New Year’s Day amongst the Shans and Burmese occurs at the time of the expected break of the south-west monsoons, and is held in honour of the great Indian rain-god Indra, who is invoked by the people to strike the great demon-shaped clouds (personified in India as the Demon Vritra) which bring the periodical rains, upon which the fertility of the ground depends. In the month of May, in India, the heat becomes intense: vegetation is dried up, the crops cannot be sown, the cattle droop, and milk and butter become scarce. Famine or plenty depends upon the expected rains, and the daily gathering of the clouds is watched with anxiety; but although the array of clouds is constantly enlarging, there is no rain until a rattling thunderstorm charges the ranks and the broken clouds let loose the impetuous showers. “This,” according to the Sama Veda, “is Indra, who comes ‘loud shouting’ in his car, and hurls his thunderbolt at the demon Vritra.”
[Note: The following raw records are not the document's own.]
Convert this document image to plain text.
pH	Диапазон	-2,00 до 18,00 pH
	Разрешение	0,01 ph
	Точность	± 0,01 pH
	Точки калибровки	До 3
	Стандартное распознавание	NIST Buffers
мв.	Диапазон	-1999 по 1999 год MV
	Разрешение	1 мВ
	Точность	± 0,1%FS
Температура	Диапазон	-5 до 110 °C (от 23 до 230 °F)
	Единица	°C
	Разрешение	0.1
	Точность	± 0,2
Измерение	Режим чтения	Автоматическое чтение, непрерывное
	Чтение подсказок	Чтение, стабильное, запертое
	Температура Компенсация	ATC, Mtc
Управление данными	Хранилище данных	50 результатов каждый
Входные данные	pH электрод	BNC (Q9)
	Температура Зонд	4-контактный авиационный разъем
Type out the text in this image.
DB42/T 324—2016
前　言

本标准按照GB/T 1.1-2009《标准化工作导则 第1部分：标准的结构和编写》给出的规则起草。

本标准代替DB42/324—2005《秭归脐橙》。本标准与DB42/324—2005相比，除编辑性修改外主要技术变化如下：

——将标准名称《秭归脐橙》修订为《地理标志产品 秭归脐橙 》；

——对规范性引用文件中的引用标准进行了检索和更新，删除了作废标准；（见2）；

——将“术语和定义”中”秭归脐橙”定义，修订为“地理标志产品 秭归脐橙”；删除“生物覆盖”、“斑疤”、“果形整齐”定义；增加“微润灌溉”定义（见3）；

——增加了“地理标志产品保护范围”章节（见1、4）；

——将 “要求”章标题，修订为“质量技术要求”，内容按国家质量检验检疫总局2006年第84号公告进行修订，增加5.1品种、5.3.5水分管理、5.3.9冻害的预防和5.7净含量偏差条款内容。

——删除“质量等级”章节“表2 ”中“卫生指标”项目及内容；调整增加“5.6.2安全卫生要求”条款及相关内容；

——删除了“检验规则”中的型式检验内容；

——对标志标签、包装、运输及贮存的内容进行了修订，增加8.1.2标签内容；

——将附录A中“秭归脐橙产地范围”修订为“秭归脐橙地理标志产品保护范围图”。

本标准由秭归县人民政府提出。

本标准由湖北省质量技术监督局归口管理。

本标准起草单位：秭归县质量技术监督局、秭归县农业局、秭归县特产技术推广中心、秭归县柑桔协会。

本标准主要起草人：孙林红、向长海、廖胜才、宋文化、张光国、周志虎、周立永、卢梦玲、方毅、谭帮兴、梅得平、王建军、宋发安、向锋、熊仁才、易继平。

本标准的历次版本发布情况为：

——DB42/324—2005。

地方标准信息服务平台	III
Indra is represented in the Vedas as a young and handsome man, with a beautiful nose and chin, ever joyous, and delighting in the exhilarating draughts of Soma juice. When offering to Indra, the priest exclaims—“Thy inebriety is most intense; nevertheless, thy acts are most beneficent.”
The evening of the next day, when we were at Lakon, the monsoon burst upon us. A great low-lying phalanx of black bellying clouds came up in battle array from the horizon, and, like a vast black curtain, quickly hid every star from our view. Then commenced the stupendous fight. Indra’s bolts, dashing in every direction, rent the clouds, and the rain came pouring down in torrents upon the thirsty earth.
Amongst the Ping Shans, New Year’s Day is the same as in Burmah, and is fixed by the position of the sun and not by that of the moon. It is the time of the great Water Festival, when for three days Phya In, or Indra—the rain-god and king of the Dewahs—is supposed to descend at midnight to the earth to stay for three or four days. On the signal of his arrival being given, a formal prayer is made, and jars full of water, which have been placed at the door of each house, their mouths stoppered with green leaves, have their contents poured on the ground as a libation to the god, in order to ensure the prosperity of the household; and every one who has a gun hastens to fire it off as a salute to the rain-god.
The first thing in the morning the people take fresh pots of water to the monasteries, and present them to the abbot and his monks; and in the afternoon the women proceed to the temples to wash the images, and later on freely douse their grandparents and other aged relatives. The scene of the image-washing is highly picturesque. Before leaving home for the temples, the women compound various perfumery from spices and flowers, which, when duly prepared, is cast into a metal basin—sometimes of silver—filled with fresh well-water. Newly cut flowers lie on the surface of the water, and likewise deck the hair of the women and girls, and even the top-knots of the little boys who accompany them.
Each woman, and even tiny little girl, bears a basin of perfumed water in her hands, and all trip along gaily, dressed in all the finery at their disposal, chatting and jesting merrily together, to the temple. As they enter its grounds, which are enclosed by low white-plastered brick walls, along two sides of which are erected sheds for the accommodation of pilgrims, the abbot and his monks, in their bright yellow garments, and with their bald pates glistening in the sun, may be seen strolling amongst the pleasant shady fruit-trees. Everything has been kept neat and trim by the pious villagers, not even a stray leaf is to be seen, and fresh sand has been scattered about the grounds as a finishing touch. The great white-walled temple, with its handsome many-tiered roof, and its floor raised some feet from the ground, stands with its door facing the entrance-gate, and a broad flight of steps, with handsome side walls surmounted by great plastered dragons embellished with coloured glass scales of various tints, and the bottoms of beer-bottles for eyes, leads up to the double entrance-door.